Dalam proposal rencana pengembangan wilayah atau plan of development (PoD), cadangan terbukti Blok Masela hanya 6,05 triliun kaki kubik (tcf) dan kapasitas floating liquefied natural gas (FLNG) 2,5 juta ton per tahun selama 30 tahun.
Adapun produksi gas hanya 400 mmscfd dan kondensat 8.100 barrel per hari (bph). Dua setengah tahun berselang, tutur Amien, Inpex merevisi proposal PoD dengan mengajukan cadangan terbukti sebesar 10,73 juta kaki kubik (tcf).

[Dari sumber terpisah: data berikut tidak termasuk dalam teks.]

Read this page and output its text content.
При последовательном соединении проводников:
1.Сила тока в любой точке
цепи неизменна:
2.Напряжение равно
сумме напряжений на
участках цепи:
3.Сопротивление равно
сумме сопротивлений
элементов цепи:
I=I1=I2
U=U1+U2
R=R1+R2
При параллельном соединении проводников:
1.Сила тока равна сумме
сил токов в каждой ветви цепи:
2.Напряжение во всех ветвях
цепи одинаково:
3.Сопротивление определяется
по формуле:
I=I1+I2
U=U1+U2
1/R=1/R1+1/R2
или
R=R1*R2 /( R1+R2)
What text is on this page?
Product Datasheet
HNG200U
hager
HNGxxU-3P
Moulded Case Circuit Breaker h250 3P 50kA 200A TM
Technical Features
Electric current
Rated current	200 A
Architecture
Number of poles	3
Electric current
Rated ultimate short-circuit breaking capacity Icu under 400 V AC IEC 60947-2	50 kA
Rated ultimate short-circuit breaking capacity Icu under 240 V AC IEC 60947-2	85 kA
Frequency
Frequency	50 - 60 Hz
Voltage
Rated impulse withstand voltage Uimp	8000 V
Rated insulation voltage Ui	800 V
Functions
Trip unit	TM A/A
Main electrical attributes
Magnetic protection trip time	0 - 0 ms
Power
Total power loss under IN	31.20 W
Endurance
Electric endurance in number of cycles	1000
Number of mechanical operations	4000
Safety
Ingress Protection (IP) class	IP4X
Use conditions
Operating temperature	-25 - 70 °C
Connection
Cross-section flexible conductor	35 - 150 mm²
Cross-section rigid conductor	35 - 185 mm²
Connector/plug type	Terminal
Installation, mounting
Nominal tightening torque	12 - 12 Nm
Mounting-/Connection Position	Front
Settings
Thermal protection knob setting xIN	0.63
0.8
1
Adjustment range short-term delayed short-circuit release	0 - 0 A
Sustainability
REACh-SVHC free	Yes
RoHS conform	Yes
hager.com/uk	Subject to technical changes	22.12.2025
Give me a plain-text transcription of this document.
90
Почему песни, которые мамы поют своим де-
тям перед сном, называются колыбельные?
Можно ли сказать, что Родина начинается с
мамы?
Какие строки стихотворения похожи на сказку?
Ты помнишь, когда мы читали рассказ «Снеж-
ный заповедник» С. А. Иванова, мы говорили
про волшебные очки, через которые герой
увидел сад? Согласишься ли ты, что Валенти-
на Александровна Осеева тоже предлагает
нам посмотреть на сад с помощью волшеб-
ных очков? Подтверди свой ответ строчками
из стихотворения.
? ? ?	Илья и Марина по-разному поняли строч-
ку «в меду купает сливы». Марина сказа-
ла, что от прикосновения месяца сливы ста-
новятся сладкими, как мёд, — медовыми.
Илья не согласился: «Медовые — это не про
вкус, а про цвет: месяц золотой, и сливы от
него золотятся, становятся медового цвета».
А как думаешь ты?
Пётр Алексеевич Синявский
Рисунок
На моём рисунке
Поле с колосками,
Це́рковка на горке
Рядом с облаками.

Kapasitas FLNG pun meningkat menjadi 7,4 juta ton per tahun selama 24 tahun. Produksi gas juga mengalami peningkatan menjadi 1.200 mmscfd dan kondensat 24.460 bph.
Amien mengakui, saat itu SKK Migas ragu mengambil keputusan. Namun, setelah dikaji, proposal itu pun disetujui. Namun, kata dia, sesuatu tiba-tiba saja terjadi.
"Kemudian, saya rekomendasikan ke Menteri ESDM. Sebelum menteri mengeluarkan persetujuan, tiba-tiba ada ribut-ribut," kata Amien.
Ya, yang dimaksud Amien dengan ribut-ribut ialah pernyataan keras Menteri Koordinator Kemaritiman Rizal Ramli tentang rencana pengembangan Blok Masela dengan cara onshore itu.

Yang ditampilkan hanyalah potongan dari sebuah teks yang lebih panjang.